The arena is located across the street from Beaver Stadium on Curtin Road, on the eastern part of the campus. This part of campus is home to many of the school's athletic facilities, including the recently built Medlar Field at Lubrano Park baseball facility, Pegula Ice Arena, and Jeffrey Field soccer stadium. There is a large electronic display outside the arena which provides advertisements for future events.

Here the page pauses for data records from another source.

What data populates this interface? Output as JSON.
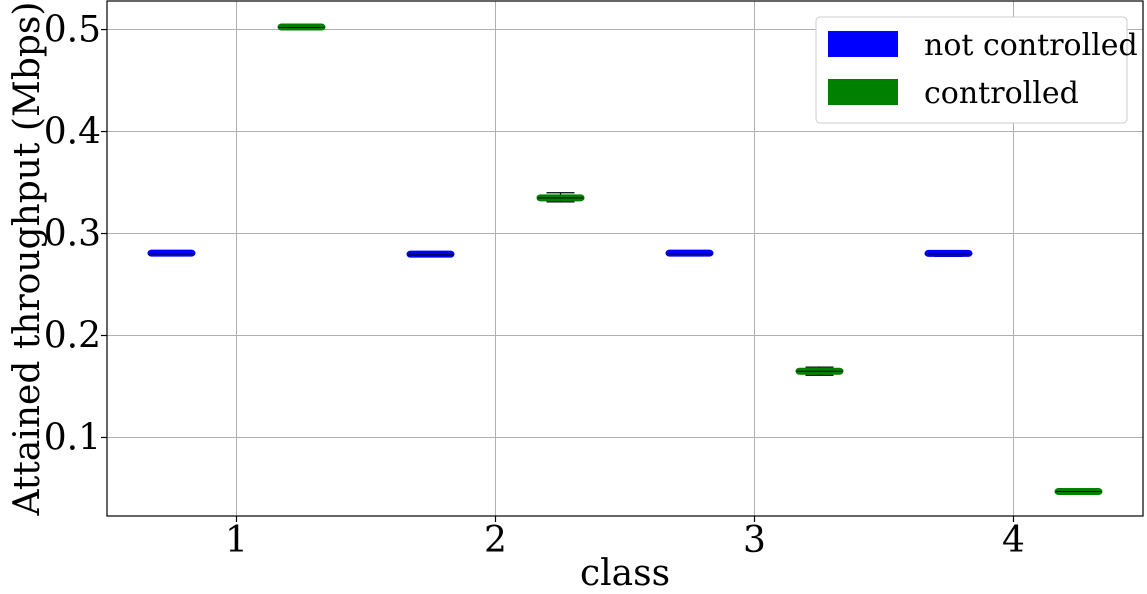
{
  "chart_data": {
    "type": "box",
    "categories": [
      "1",
      "2",
      "3",
      "4"
    ],
    "xlabel": "class",
    "ylabel": "Attained throughput (Mbps)",
    "ylim": [
      0.023,
      0.528
    ],
    "yticks": [
      0.1,
      0.2,
      0.3,
      0.4,
      0.5
    ],
    "ytick_labels": [
      "0.1",
      "0.2",
      "0.3",
      "0.4",
      "0.5"
    ],
    "grid": true,
    "legend_position": "top-right",
    "series": [
      {
        "name": "not controlled",
        "color": "#0000ff",
        "boxes": [
          {
            "min": 0.2785,
            "q1": 0.2795,
            "median": 0.28,
            "q3": 0.282,
            "max": 0.2825
          },
          {
            "min": 0.2775,
            "q1": 0.2785,
            "median": 0.279,
            "q3": 0.281,
            "max": 0.2815
          },
          {
            "min": 0.2785,
            "q1": 0.2795,
            "median": 0.28,
            "q3": 0.282,
            "max": 0.2825
          },
          {
            "min": 0.2775,
            "q1": 0.279,
            "median": 0.28,
            "q3": 0.282,
            "max": 0.2825
          }
        ]
      },
      {
        "name": "controlled",
        "color": "#008000",
        "boxes": [
          {
            "min": 0.5,
            "q1": 0.501,
            "median": 0.502,
            "q3": 0.504,
            "max": 0.505
          },
          {
            "min": 0.331,
            "q1": 0.333,
            "median": 0.335,
            "q3": 0.337,
            "max": 0.34
          },
          {
            "min": 0.161,
            "q1": 0.163,
            "median": 0.165,
            "q3": 0.167,
            "max": 0.169
          },
          {
            "min": 0.0455,
            "q1": 0.046,
            "median": 0.047,
            "q3": 0.048,
            "max": 0.0485
          }
        ]
      }
    ]
  }
}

The university also recently contracted with ANC Sports to install over 900 ft of LED ribbon board signage to be used for sponsor advertisements and game prompts.

==Operations==
The Jordan Center is owned by Penn State University and operated through its Auxiliary & Business Services Unit.

==Notable events==
- The arena hosts numerous concerts and World Wrestling Entertainment events, including RAW.
- In 1998, parts of Aerosmith's live album, A Little South of Sanity, were recorded at the Jordan Center. Lead singer Steven Tyler can be heard yelling "State College" out to the audience during "Love in an Elevator".
- In 2000, the music video for Backstreet Boys' song "The One" was filmed at the arena
- In 2001, Britney Spears played at the arena as part of her Dream Within a Dream Tour. Some performances were taped with a new technology, at the time, called First-person shooter engine and were released as bonus videos in her video game "Britney's Dance Beat", for PlayStation 2.
- On October 1, 2004, during the 2004 presidential campaign, the arena hosted the politically motivated Vote for Change Tour, featuring performances by My Morning Jacket, Jurassic 5, Ben Harper & The Innocent Criminals, and Dave Matthews Band.
- In March 2006, the arena hosted first and second rounds of the NCAA Women's Division I Basketball Championship. The arena also hosts the Pennsylvania Interscholastic Athletic Association (PIAA) Basketball Championships annually.
- In 2007, the Penn State IFC/Panhellenic Dance Marathon, commonly known as THON, was moved to the Jordan Center. The event, designed to raise money to fight pediatric cancer, raises millions of dollars every year.
- On October 13, 2008, it hosted Change Rocks: A Concert to Benefit Obama, featuring The Allman Brothers Band and four living members of Grateful Dead, Bob Weir, Phil Lesh, Mickey Hart, and Bill Kreutzmann.
- On October 20, 2018, a Metallica concert set the attendance record for the arena with 15,588 people.
- On January 27, 2023, the arena hosted 15,998 fans for the Penn State Nittany Lions wrestling match against Iowa, tying the record for the third-largest dual meet crowd in collegiate wrestling history and exceeding attendance for the Metallica concert in 2018, setting an all-time attendance record for the arena.
- On October 25, 2025, Real American Freestyle presented RAF 02 from the arena, an event that was broadcast live on Fox Nation.